4.3.5 Welstandsnota Buitengebied
4.3.5.1 Inleiding

De gemeente Hardenberg heeft op 3 december 2013 de Welstandsnota voor het buitengebied opgesteld. In aansluiting op de welstandsnota voor de kernen is er in deze nota voor het buitengebied eveneens gekozen voor verschillende niveaus van welstand. Het plangebied is gelegen binnen het welstandsgebied 'Essen-Hoeven'. Voor dit gebied geldt welstandsniveau 1. Belangrijk voor dit gebied zijn de volgende punten:

erfclusters:

  • Sturen op concentratie van bebouwing, met losse strooiing (erfstructuur);
  • Sturen op behoud en versterking van de agrarische Architectuur(voor-achterhuis principe) met bijbehorende detaillering en materiaalgebruik zoals beschreven in de waardering;
  • Sturen op alle gevels, vanwege alzijdige ligging.

essen-hoevenlandschap:

  • Sturen op behoud en versterking van de agrarische architectuur(voor-achterhuis principe) met bijbehorende detaillering en materiaalgebruik zoals beschreven in de waardering.
  • Sturen op alle gevels, vanwege alzijdige ligging.

bebouwingsstructuur:

  • Versterken kenmerkende bebouwingsstructuren aan wegen.
  • Sturen op bebouwing reagerend op de structuren. Bijgebouwen zijn ondergeschikt.
  • Sturen op voor(zicht)gevels met bijbehorend materiaalgebruik en detaillering.
afbeelding "i_NL.IMRO.0160.BP00353-VG01_0018.png"  
Afbeelding 4.7: Uitsnede van de welstandsnota buitengebied (Bron: Gemeente Hardenberg)  
4.3.5.2 Essen-hoevenlandschap

Voor het Essen-hoevenlandschap gelden de volgende criteria:

Erfstructuur

  • De landschappelijke structuur, de positie en oriëntatie van bebouwing op het erf in de directe omgeving zijn richtinggevend bij nieuwbouw.
  • De bebouwing sluit aan op de losse erfstrooiing(soms landschapsgekeerd: met de achterzijde naar de weg).

Hoofdvorm

  • De hoofdmassa is eenvoudig vormgegeven (zadelkap met lage gootlijn) en passend (qua maat en schaal) tussen de bebouwing in de omgeving.

Gevels

  • Alle gevels richting de omgeving zijn representatief vormgegeven.
  • De architectuur is afgestemd op de bebouwing uit de omgeving en reageert op de streekeigen gebiedskenmerken.
  • Bij verbouw aan (voormalige) boerderijen blijft het onderscheid tussen voor- en achterhuis (woongedeelte en schuur) zichtbaar.
  • In geval van een uitbreiding, verbouw of renovatie wordt deze afgestemd op het bestaande bouwwerk.
  • De gevelcompositie, de plaats, de afmetingen en verhoudingen van gevelopeningen zijn zorgvuldig op elkaar afgestemd.

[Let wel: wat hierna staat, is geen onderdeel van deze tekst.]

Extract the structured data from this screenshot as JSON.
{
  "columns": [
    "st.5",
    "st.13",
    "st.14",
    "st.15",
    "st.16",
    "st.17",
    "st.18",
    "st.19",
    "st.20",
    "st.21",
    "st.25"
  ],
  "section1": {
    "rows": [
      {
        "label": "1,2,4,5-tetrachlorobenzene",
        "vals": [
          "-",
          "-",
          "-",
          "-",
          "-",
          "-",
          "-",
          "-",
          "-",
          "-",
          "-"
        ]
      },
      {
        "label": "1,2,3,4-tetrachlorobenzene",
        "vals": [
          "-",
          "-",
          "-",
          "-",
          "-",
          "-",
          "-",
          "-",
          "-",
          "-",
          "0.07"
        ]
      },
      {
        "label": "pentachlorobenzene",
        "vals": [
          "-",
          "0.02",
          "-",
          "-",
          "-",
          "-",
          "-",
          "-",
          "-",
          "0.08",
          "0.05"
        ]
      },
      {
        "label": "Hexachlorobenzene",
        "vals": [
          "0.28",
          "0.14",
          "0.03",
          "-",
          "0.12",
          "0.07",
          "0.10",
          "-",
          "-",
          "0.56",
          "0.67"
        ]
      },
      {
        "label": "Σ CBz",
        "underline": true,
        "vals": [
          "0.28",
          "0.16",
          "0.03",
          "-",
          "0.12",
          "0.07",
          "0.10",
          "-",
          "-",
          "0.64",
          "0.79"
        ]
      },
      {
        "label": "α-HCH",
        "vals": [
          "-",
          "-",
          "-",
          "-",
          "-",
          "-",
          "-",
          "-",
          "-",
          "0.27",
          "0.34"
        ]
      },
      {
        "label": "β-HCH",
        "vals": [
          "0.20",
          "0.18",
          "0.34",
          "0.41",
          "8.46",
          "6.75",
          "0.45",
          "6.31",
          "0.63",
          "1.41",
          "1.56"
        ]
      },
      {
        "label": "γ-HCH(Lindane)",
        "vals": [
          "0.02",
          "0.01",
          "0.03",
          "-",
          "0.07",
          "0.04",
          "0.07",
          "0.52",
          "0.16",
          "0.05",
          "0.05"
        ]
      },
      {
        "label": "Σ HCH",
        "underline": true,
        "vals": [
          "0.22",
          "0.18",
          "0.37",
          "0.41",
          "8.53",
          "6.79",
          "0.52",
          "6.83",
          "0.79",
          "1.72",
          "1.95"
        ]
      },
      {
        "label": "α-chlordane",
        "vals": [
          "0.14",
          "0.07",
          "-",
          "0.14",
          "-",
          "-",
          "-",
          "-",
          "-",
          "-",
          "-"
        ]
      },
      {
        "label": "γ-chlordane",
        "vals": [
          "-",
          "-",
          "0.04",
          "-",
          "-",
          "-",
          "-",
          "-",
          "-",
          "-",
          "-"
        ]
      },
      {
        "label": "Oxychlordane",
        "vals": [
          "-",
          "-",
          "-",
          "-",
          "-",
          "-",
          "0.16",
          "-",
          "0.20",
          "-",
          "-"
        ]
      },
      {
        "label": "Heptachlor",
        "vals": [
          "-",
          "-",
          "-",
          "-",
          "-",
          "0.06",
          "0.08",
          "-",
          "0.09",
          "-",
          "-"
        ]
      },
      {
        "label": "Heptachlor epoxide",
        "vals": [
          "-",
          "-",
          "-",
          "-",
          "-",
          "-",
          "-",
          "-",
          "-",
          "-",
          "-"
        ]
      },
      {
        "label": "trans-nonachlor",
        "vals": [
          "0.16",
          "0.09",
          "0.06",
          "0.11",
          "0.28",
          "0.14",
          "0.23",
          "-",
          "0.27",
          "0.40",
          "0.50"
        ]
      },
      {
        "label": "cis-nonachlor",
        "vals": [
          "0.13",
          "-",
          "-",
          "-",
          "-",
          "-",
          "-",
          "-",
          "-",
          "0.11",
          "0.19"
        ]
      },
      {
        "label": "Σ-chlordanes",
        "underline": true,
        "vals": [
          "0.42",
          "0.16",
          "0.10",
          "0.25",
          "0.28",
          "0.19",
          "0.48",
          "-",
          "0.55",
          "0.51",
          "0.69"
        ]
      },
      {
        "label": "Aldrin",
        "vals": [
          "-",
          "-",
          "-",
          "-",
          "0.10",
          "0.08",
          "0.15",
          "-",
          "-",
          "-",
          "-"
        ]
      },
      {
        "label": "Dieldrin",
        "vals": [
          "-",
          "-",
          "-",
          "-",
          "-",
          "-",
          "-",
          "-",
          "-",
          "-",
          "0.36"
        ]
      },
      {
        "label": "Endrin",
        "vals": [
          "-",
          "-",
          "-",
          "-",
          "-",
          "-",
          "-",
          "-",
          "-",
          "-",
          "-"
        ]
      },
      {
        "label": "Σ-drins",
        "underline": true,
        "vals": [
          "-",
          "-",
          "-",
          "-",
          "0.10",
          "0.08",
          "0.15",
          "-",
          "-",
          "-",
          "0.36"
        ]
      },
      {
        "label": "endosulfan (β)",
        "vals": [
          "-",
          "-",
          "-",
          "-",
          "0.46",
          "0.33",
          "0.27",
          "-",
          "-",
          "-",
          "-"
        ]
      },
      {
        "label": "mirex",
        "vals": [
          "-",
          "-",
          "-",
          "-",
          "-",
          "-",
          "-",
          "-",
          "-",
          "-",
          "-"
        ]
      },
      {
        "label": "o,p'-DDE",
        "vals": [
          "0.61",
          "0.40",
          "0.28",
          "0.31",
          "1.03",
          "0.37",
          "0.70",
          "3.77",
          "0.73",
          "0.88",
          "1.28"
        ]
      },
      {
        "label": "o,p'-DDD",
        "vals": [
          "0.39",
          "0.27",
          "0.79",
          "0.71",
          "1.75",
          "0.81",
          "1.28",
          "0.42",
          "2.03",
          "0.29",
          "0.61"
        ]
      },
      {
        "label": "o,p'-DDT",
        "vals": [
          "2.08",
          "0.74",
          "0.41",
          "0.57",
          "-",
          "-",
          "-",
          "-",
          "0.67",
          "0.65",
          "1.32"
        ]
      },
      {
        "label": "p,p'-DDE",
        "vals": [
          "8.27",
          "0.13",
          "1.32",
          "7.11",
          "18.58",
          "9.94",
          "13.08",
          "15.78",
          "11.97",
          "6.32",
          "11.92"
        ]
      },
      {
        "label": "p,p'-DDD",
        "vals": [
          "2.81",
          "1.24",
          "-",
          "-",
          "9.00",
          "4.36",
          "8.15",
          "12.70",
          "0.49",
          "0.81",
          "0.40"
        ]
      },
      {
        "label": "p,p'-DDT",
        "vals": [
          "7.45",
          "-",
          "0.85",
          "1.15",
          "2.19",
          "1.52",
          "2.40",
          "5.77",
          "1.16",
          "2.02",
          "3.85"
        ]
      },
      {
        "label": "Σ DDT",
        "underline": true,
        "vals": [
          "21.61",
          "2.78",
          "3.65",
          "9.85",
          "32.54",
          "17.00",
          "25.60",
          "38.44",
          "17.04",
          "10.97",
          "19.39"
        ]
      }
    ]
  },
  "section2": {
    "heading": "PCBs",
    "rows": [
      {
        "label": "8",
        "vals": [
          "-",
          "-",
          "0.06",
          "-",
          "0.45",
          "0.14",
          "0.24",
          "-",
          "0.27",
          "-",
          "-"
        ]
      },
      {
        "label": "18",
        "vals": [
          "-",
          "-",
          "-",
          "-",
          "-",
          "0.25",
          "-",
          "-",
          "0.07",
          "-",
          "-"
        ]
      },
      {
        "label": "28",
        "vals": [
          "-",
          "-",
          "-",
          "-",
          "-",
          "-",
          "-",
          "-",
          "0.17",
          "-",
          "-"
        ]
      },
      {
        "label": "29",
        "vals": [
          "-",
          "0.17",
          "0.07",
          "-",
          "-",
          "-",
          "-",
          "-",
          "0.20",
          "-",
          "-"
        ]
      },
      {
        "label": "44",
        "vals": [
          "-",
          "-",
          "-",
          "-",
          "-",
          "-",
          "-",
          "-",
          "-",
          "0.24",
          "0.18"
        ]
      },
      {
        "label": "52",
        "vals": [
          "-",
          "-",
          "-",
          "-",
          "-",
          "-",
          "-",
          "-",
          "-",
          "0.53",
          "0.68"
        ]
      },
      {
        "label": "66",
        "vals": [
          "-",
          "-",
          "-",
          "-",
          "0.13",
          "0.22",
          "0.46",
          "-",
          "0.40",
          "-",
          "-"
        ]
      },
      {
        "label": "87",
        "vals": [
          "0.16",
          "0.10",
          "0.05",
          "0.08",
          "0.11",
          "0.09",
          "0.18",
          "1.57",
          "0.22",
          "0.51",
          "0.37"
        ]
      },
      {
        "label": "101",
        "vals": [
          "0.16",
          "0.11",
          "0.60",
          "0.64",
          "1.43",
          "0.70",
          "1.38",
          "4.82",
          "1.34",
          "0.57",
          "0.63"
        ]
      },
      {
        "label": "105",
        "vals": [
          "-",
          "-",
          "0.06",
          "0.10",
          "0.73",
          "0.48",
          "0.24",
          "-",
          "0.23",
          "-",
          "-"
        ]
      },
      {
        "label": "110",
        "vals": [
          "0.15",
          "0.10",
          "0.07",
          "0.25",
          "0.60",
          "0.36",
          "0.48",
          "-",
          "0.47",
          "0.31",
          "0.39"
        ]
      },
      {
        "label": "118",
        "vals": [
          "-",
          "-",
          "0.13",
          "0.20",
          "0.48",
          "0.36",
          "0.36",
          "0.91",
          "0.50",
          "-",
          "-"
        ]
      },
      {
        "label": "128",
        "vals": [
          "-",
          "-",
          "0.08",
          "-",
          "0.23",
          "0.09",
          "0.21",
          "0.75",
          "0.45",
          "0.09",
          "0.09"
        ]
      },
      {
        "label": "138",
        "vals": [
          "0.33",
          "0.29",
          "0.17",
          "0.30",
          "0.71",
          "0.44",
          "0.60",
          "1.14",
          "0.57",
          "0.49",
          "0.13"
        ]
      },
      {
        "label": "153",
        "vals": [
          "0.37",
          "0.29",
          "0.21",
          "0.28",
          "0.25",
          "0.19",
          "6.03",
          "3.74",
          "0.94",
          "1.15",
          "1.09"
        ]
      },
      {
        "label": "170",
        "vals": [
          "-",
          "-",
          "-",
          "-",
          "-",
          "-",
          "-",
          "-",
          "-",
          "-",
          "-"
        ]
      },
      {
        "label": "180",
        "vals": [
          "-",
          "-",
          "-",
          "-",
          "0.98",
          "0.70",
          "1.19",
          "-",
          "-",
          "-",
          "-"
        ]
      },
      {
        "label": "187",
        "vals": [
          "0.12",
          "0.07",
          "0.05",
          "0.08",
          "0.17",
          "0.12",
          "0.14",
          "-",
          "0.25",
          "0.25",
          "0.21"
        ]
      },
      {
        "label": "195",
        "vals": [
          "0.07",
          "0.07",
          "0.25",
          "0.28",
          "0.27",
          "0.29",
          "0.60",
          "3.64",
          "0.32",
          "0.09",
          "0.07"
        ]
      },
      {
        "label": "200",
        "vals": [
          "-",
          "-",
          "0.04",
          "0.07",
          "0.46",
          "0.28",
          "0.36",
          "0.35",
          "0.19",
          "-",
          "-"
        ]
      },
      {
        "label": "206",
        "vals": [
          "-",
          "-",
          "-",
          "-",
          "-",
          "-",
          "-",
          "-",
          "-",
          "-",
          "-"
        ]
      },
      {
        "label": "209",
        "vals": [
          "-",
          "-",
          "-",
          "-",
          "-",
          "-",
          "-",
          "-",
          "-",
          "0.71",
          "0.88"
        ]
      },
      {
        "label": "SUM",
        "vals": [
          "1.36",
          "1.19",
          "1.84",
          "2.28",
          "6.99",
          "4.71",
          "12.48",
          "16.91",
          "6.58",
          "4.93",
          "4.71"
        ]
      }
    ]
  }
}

Materiaal, kleurgebruik en detaillering

  • De detaillering, en het kleur- en materiaalgebruik is afgestemd op de bebouwing uit de omgeving.
  • Het materiaalgebruik sluit aan op het kleurenpallet van het omringende landschap. Donkere tinten, reliëf(geen vlakke plaat),niet glimmend. Bij voorkeur donker hout en riet.
  • Toelaatbaar voor schuren. Dak: donkergrijze golfplaat of vergelijkbare uitstraling. Wanden: damwandbeplating, steen, beton, hout of vergelijkbare uitstraling in donkere kleuren.

Reclame

  • Reclame is toegestaan in bescheiden vorm (2x1m) zorgvuldig vormgegeven en afgestemd op de architectuur en gerelateerd aan de bebouwing of de entree van het erf.

Erfafscheidingen

  • Gebouwde erfafscheidingen respecteren het landschap door een ingetogen vormgeving.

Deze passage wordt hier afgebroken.